How do I access an individual character from an array of strings in c?

Question

Just trying to understand how to address a single character in an array of strings. Also, this of course will allow me to understand pointers to pointers subscripting in general. If I have char **a and I want to reach the 3rd character of the 2nd string, does this work: **((a+1)+2)? Seems like it should...

Answer 1

Almost, but not quite. The correct answer is:

*((*(a+1))+2)

because you need to first de-reference to one of the actual string pointers and then you to de-reference that selected string pointer down to the desired character. (Note that I added extra parenthesis for clarity in the order of operations there).
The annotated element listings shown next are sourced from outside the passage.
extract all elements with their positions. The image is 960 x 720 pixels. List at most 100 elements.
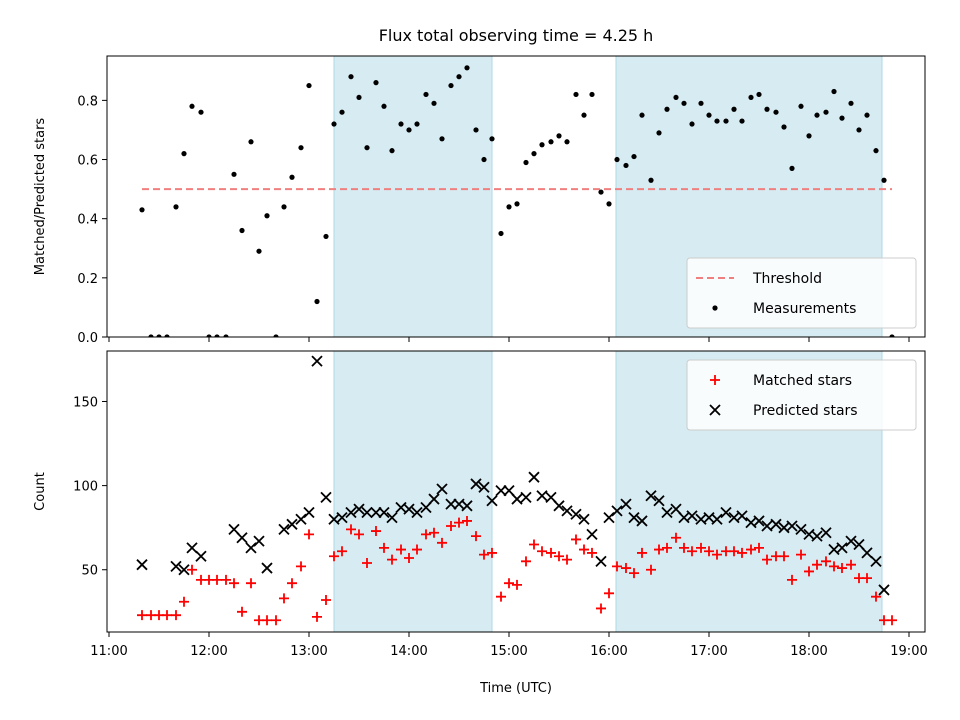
data-point <box>531 151 537 157</box>
data-point <box>845 535 857 547</box>
data-point <box>839 115 845 121</box>
data-point <box>887 615 897 626</box>
data-point <box>329 551 339 562</box>
data-point <box>604 588 614 599</box>
data-point <box>889 334 895 337</box>
data-point <box>561 505 573 517</box>
data-point <box>421 529 431 540</box>
data-point <box>570 508 582 520</box>
legend-label: Matched stars <box>753 373 852 389</box>
data-point <box>596 603 606 614</box>
data-point <box>554 551 564 562</box>
legend-marker <box>710 375 720 385</box>
data-point <box>521 556 531 567</box>
legend-label: Measurements <box>753 301 856 317</box>
data-point <box>470 478 482 490</box>
series-measurements <box>139 65 895 337</box>
data-point <box>429 527 439 538</box>
data-point <box>448 82 454 89</box>
data-point <box>404 552 414 563</box>
data-point <box>546 547 556 558</box>
data-point <box>187 564 197 575</box>
data-point <box>762 554 772 565</box>
data-point <box>423 91 429 98</box>
data-point <box>256 248 262 254</box>
data-point <box>861 547 873 559</box>
data-point <box>529 539 539 550</box>
data-point <box>787 574 797 585</box>
y-axis-label: Count <box>33 472 48 511</box>
legend-marker <box>712 305 718 311</box>
data-point <box>848 100 854 106</box>
data-point <box>873 148 879 154</box>
data-point <box>598 189 604 195</box>
data-point <box>348 74 354 80</box>
data-point <box>687 546 697 557</box>
data-point <box>306 82 312 89</box>
data-point <box>729 546 739 557</box>
data-point <box>628 511 640 524</box>
data-point <box>496 591 506 602</box>
data-point <box>437 537 447 548</box>
data-point <box>881 177 887 183</box>
data-point <box>237 606 247 617</box>
data-point <box>781 124 787 130</box>
axes-frame <box>106 55 926 338</box>
data-point <box>396 544 406 555</box>
data-point <box>206 334 212 337</box>
data-point <box>481 156 487 163</box>
data-point <box>261 562 273 574</box>
data-point <box>753 515 765 527</box>
data-point <box>478 481 490 493</box>
data-point <box>362 558 372 569</box>
data-point <box>281 204 287 210</box>
x-tick-label: 15:00 <box>490 644 527 659</box>
data-point <box>698 100 704 106</box>
data-point <box>653 495 665 507</box>
data-point <box>620 498 632 510</box>
data-point <box>681 100 687 106</box>
data-point <box>520 491 532 504</box>
data-point <box>756 91 762 98</box>
data-point <box>361 506 373 519</box>
data-point <box>323 233 329 240</box>
data-point <box>629 568 639 579</box>
data-point <box>339 109 345 115</box>
data-point <box>796 549 806 560</box>
data-point <box>648 177 654 183</box>
data-point <box>654 544 664 555</box>
data-point <box>770 518 782 530</box>
chart-title: Flux total observing time = 4.25 h <box>379 26 654 45</box>
data-point <box>214 334 220 337</box>
data-point <box>586 528 598 541</box>
data-point <box>696 542 706 553</box>
data-point <box>471 531 481 542</box>
data-point <box>623 162 629 169</box>
data-point <box>761 520 773 532</box>
data-point <box>662 542 672 553</box>
data-point <box>298 145 304 151</box>
series-predicted-stars <box>136 355 890 596</box>
data-point <box>804 566 814 577</box>
observing-window-band <box>333 351 493 632</box>
data-point <box>748 94 754 101</box>
data-point <box>739 118 745 124</box>
data-point <box>806 133 812 139</box>
data-point <box>786 520 798 532</box>
data-point <box>637 547 647 558</box>
data-point <box>320 491 332 504</box>
data-point <box>773 109 779 115</box>
data-point <box>248 139 254 145</box>
data-point <box>181 151 187 157</box>
data-point <box>312 611 322 622</box>
data-point <box>814 112 820 118</box>
data-point <box>704 546 714 557</box>
data-point <box>439 136 445 142</box>
data-point <box>156 334 162 337</box>
data-point <box>736 510 748 522</box>
data-point <box>189 103 195 109</box>
data-point <box>379 542 389 553</box>
data-point <box>711 513 723 525</box>
data-point <box>864 112 870 118</box>
data-point <box>636 515 648 527</box>
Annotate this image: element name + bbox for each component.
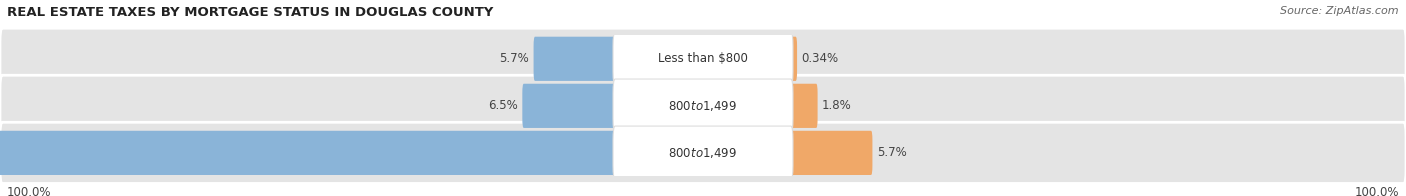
Text: 5.7%: 5.7% (499, 52, 530, 65)
FancyBboxPatch shape (0, 28, 1406, 89)
FancyBboxPatch shape (613, 32, 793, 86)
Text: 100.0%: 100.0% (1354, 186, 1399, 196)
FancyBboxPatch shape (0, 131, 617, 175)
Text: REAL ESTATE TAXES BY MORTGAGE STATUS IN DOUGLAS COUNTY: REAL ESTATE TAXES BY MORTGAGE STATUS IN … (7, 6, 494, 19)
FancyBboxPatch shape (0, 75, 1406, 136)
Text: 5.7%: 5.7% (877, 146, 907, 159)
Text: 100.0%: 100.0% (7, 186, 52, 196)
Text: 1.8%: 1.8% (821, 99, 852, 112)
Text: 0.34%: 0.34% (801, 52, 838, 65)
Text: Less than $800: Less than $800 (658, 52, 748, 65)
FancyBboxPatch shape (790, 84, 818, 128)
Text: 6.5%: 6.5% (488, 99, 517, 112)
FancyBboxPatch shape (534, 37, 616, 81)
Text: $800 to $1,499: $800 to $1,499 (668, 99, 738, 113)
FancyBboxPatch shape (790, 37, 797, 81)
FancyBboxPatch shape (523, 84, 616, 128)
FancyBboxPatch shape (613, 79, 793, 133)
FancyBboxPatch shape (790, 131, 872, 175)
FancyBboxPatch shape (613, 126, 793, 180)
Text: $800 to $1,499: $800 to $1,499 (668, 146, 738, 160)
FancyBboxPatch shape (0, 122, 1406, 183)
Text: Source: ZipAtlas.com: Source: ZipAtlas.com (1281, 6, 1399, 16)
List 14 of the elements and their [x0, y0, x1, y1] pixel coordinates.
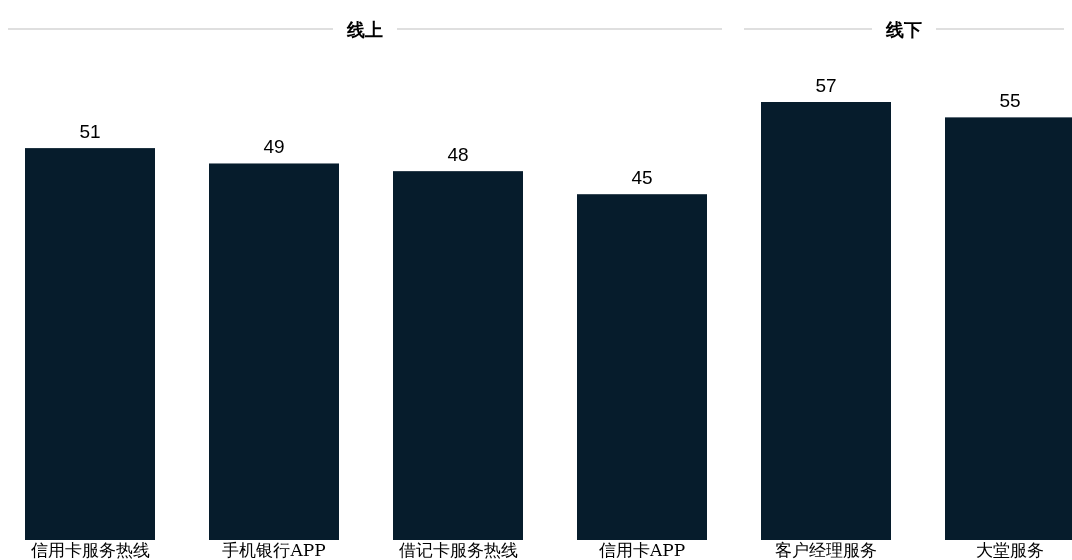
- x-tick-label: 信用卡APP: [598, 540, 686, 560]
- chart-title: 线上: [346, 20, 383, 40]
- data-label: 55: [999, 90, 1021, 112]
- chart-title: 线下: [885, 20, 922, 40]
- x-tick-label: 信用卡服务热线: [30, 540, 150, 560]
- x-tick-label: 客户经理服务: [775, 540, 877, 560]
- data-label: 48: [447, 144, 469, 166]
- data-label: 45: [631, 167, 653, 189]
- x-tick-label: 借记卡服务热线: [398, 540, 518, 560]
- x-tick-label: 手机银行APP: [222, 540, 326, 560]
- x-tick-label: 大堂服务: [976, 540, 1044, 560]
- data-label: 49: [263, 136, 285, 158]
- data-label: 57: [815, 75, 837, 96]
- data-label: 51: [79, 121, 101, 143]
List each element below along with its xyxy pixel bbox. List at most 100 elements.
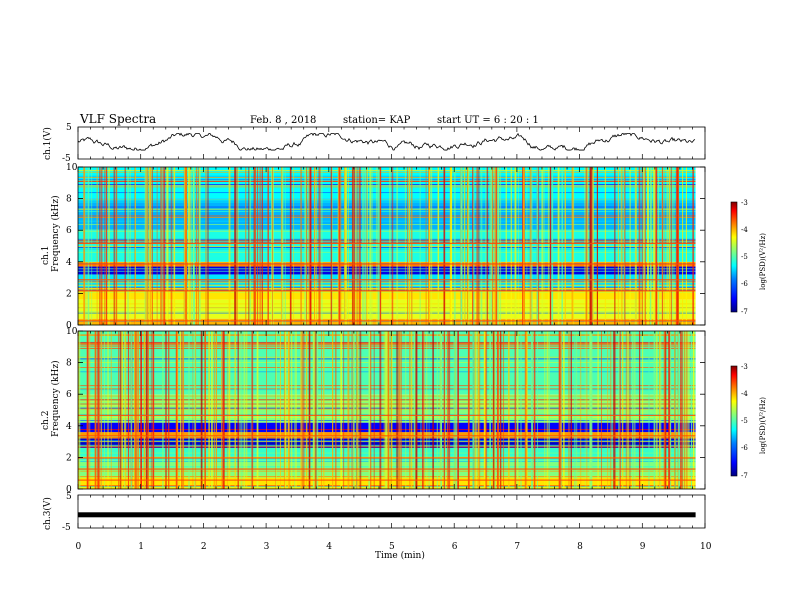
spectrogram-sferic-streak — [384, 331, 387, 489]
spectrogram-sferic-streak — [275, 331, 277, 489]
spectrogram-sferic-streak — [414, 331, 416, 489]
spectrogram-sferic-streak — [571, 167, 574, 325]
spectrogram-sferic-streak — [293, 167, 295, 325]
ch1-colorbar-label: log(PSD)(V²/Hz) — [759, 233, 767, 290]
spectrogram-sferic-streak — [355, 331, 358, 489]
spectrogram-sferic-streak — [533, 331, 536, 489]
spectrogram-tone-line — [78, 208, 696, 210]
spectrogram-sferic-streak — [166, 167, 169, 325]
spectrogram-sferic-streak — [375, 167, 377, 325]
spectrogram-sferic-streak — [211, 331, 213, 489]
y-tick-label: 2 — [66, 289, 72, 299]
spectrogram-sferic-streak — [437, 167, 440, 325]
spectrogram-sferic-streak — [436, 331, 438, 489]
spectrogram-sferic-streak — [522, 167, 524, 325]
spectrogram-sferic-streak — [568, 331, 570, 489]
spectrogram-sferic-streak — [620, 167, 622, 325]
spectrogram-sferic-streak — [671, 167, 673, 325]
spectrogram-sferic-streak — [629, 331, 631, 489]
spectrogram-sferic-streak — [281, 167, 284, 325]
spectrogram-sferic-streak — [352, 331, 355, 489]
spectrogram-tone-line — [78, 180, 696, 182]
spectrogram-sferic-streak — [143, 331, 146, 489]
spectrogram-tone-line — [78, 255, 696, 257]
spectrogram-sferic-streak — [520, 331, 522, 489]
spectrogram-sferic-streak — [674, 331, 677, 489]
spectrogram-sferic-streak — [546, 331, 549, 489]
x-axis-tick-labels: 0 1 2 3 4 5 6 7 8 9 10 — [76, 542, 712, 552]
spectrogram-strong-line — [78, 435, 696, 437]
spectrogram-sferic-streak — [389, 167, 391, 325]
spectrogram-sferic-streak — [79, 331, 81, 489]
spectrogram-sferic-streak — [416, 331, 418, 489]
spectrogram-sferic-streak — [346, 167, 348, 325]
spectrogram-sferic-streak — [254, 167, 257, 325]
spectrogram-sferic-streak — [307, 167, 310, 325]
ch1-spectrogram-image — [78, 167, 705, 326]
spectrogram-sferic-streak — [104, 167, 106, 325]
spectrogram-sferic-streak — [280, 167, 283, 325]
spectrogram-sferic-streak — [83, 167, 86, 325]
spectrogram-sferic-streak — [339, 167, 342, 325]
spectrogram-sferic-streak — [663, 331, 666, 489]
spectrogram-sferic-streak — [300, 167, 303, 325]
spectrogram-sferic-streak — [655, 331, 658, 489]
spectrogram-sferic-streak — [561, 167, 563, 325]
spectrogram-sferic-streak — [584, 331, 586, 489]
spectrogram-sferic-streak — [253, 167, 255, 325]
spectrogram-sferic-streak — [207, 167, 209, 325]
spectrogram-sferic-streak — [572, 167, 575, 325]
spectrogram-sferic-streak — [642, 167, 644, 325]
spectrogram-sferic-streak — [408, 167, 409, 325]
spectrogram-sferic-streak — [618, 331, 620, 489]
spectrogram-sferic-streak — [474, 331, 476, 489]
spectrogram-sferic-streak — [623, 167, 626, 325]
spectrogram-sferic-streak — [670, 167, 672, 325]
spectrogram-sferic-streak — [343, 331, 345, 489]
spectrogram-sferic-streak — [151, 167, 153, 325]
spectrogram-sferic-streak — [543, 167, 545, 325]
spectrogram-sferic-streak — [489, 331, 491, 489]
spectrogram-sferic-streak — [367, 167, 368, 325]
spectrogram-sferic-streak — [188, 331, 190, 489]
spectrogram-sferic-streak — [477, 331, 480, 489]
x-tick-label: 8 — [577, 542, 583, 552]
spectrogram-sferic-streak — [366, 167, 368, 325]
x-tick-label: 2 — [201, 542, 207, 552]
spectrogram-sferic-streak — [377, 167, 380, 325]
spectrogram-tone-line — [78, 281, 696, 283]
spectrogram-sferic-streak — [541, 167, 543, 325]
spectrogram-sferic-streak — [443, 331, 445, 489]
spectrogram-sferic-streak — [648, 331, 650, 489]
spectrogram-sferic-streak — [228, 167, 231, 325]
spectrogram-sferic-streak — [98, 331, 100, 489]
spectrogram-sferic-streak — [91, 167, 93, 325]
spectrogram-sferic-streak — [115, 167, 117, 325]
spectrogram-sferic-streak — [198, 167, 201, 325]
spectrogram-sferic-streak — [97, 331, 99, 489]
spectrogram-sferic-streak — [426, 331, 428, 489]
spectrogram-sferic-streak — [526, 167, 528, 325]
x-tick-label: 0 — [76, 542, 82, 552]
spectrogram-sferic-streak — [472, 331, 475, 489]
ch2-cb-tick-m5: -5 — [741, 417, 748, 425]
x-tick-label: 9 — [640, 542, 646, 552]
spectrogram-sferic-streak — [377, 167, 379, 325]
spectrogram-sferic-streak — [571, 167, 574, 325]
spectrogram-sferic-streak — [491, 167, 493, 325]
spectrogram-sferic-streak — [261, 167, 263, 325]
spectrogram-sferic-streak — [411, 167, 413, 325]
spectrogram-sferic-streak — [531, 331, 533, 489]
spectrogram-tone-line — [78, 199, 696, 201]
x-tick-label: 1 — [138, 542, 144, 552]
spectrogram-sferic-streak — [234, 167, 237, 325]
spectrogram-no-data — [695, 167, 705, 325]
spectrogram-sferic-streak — [683, 331, 685, 489]
spectrogram-sferic-streak — [108, 167, 110, 325]
spectrogram-sferic-streak — [344, 167, 346, 325]
spectrogram-sferic-streak — [105, 167, 108, 325]
spectrogram-sferic-streak — [347, 331, 349, 489]
spectrogram-sferic-streak — [200, 331, 203, 489]
spectrogram-sferic-streak — [144, 167, 146, 325]
spectrogram-sferic-streak — [332, 331, 333, 489]
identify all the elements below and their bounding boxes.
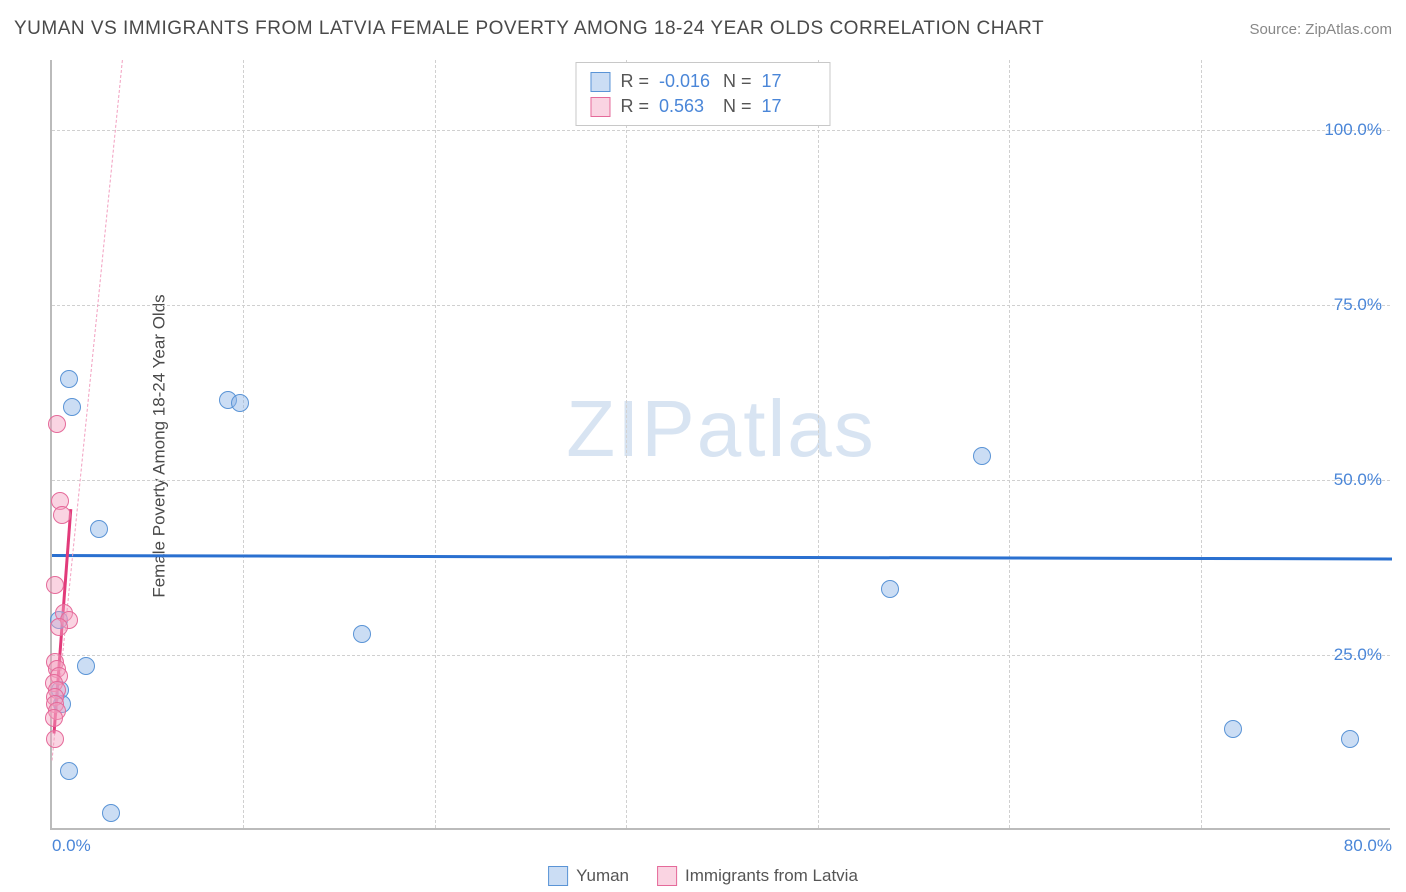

Alternatively, this expression:

a[1][2]

will also work!....and perhaps would be preferred because the intent of what you are trying to do is more self evident and the notation itself is more succinct. This form may not be immediately obvious to people new to the language, but understand that the reason the array notation works is because in C, an array indexing operation is really just shorthand for the equivalent pointer operation. ie: *(a+x) is same as a[x]. So, by extending that logic to the original question, there are two separate pointer de-referencing operations cascaded together whereby the expression a[x][y] is equivalent to the general form of *((*(a+x))+y).

Answer 2

Try a[1][2]. Or *(*(a+1)+2).

Basically, array references are syntactic sugar for pointer dereferencing. a[2] is the same as a+2, and also the same as 2[a] (if you really want unreadable code). An array of strings is the same as a double pointer. So you can extract the second string using either a[1] or *(a+1). You can then find the third character in that string (call it 'b' for now) with either b[2] or *(b + 2). Substituting the original second string for 'b', we end up with either a[1][2] or *(*(a+1)+2).

Answer 3

Iirc, a string is actually an array of chars, so this should work:

a[1][2]

Answer 4

You don't have to use pointers.

int main(int argc, char **argv){

printf("The third character of argv[1] is [%c].\n", argv[1][2]);

}

Then:

$ ./main hello The third character of argv[1] is [l].

That's a one and an l.

You could use pointers if you want...

*(argv[1] +2)

or even

*((*(a+1))+2)

As someone pointed out above.

This is because array names are pointers.

Answer 5

Quote from the wikipedia article on C pointers -

In C, array indexing is formally defined in terms of pointer arithmetic; that is, the language specification requires that array[i] be equivalent to *(array + i). Thus in C, arrays can be thought of as pointers to consecutive areas of memory (with no gaps), and the syntax for accessing arrays is identical for that which can be used to dereference pointers. For example, an array array can be declared and used in the following manner:

int array[5];      /* Declares 5 contiguous (per Plauger Standard C 1992) integers */
int *ptr = array;  /* Arrays can be used as pointers */
ptr[0] = 1;        /* Pointers can be indexed with array syntax */
*(array + 1) = 2;  /* Arrays can be dereferenced with pointer syntax */

So, in response to your question - yes, pointers to pointers can be used as an array without any kind of other declaration at all!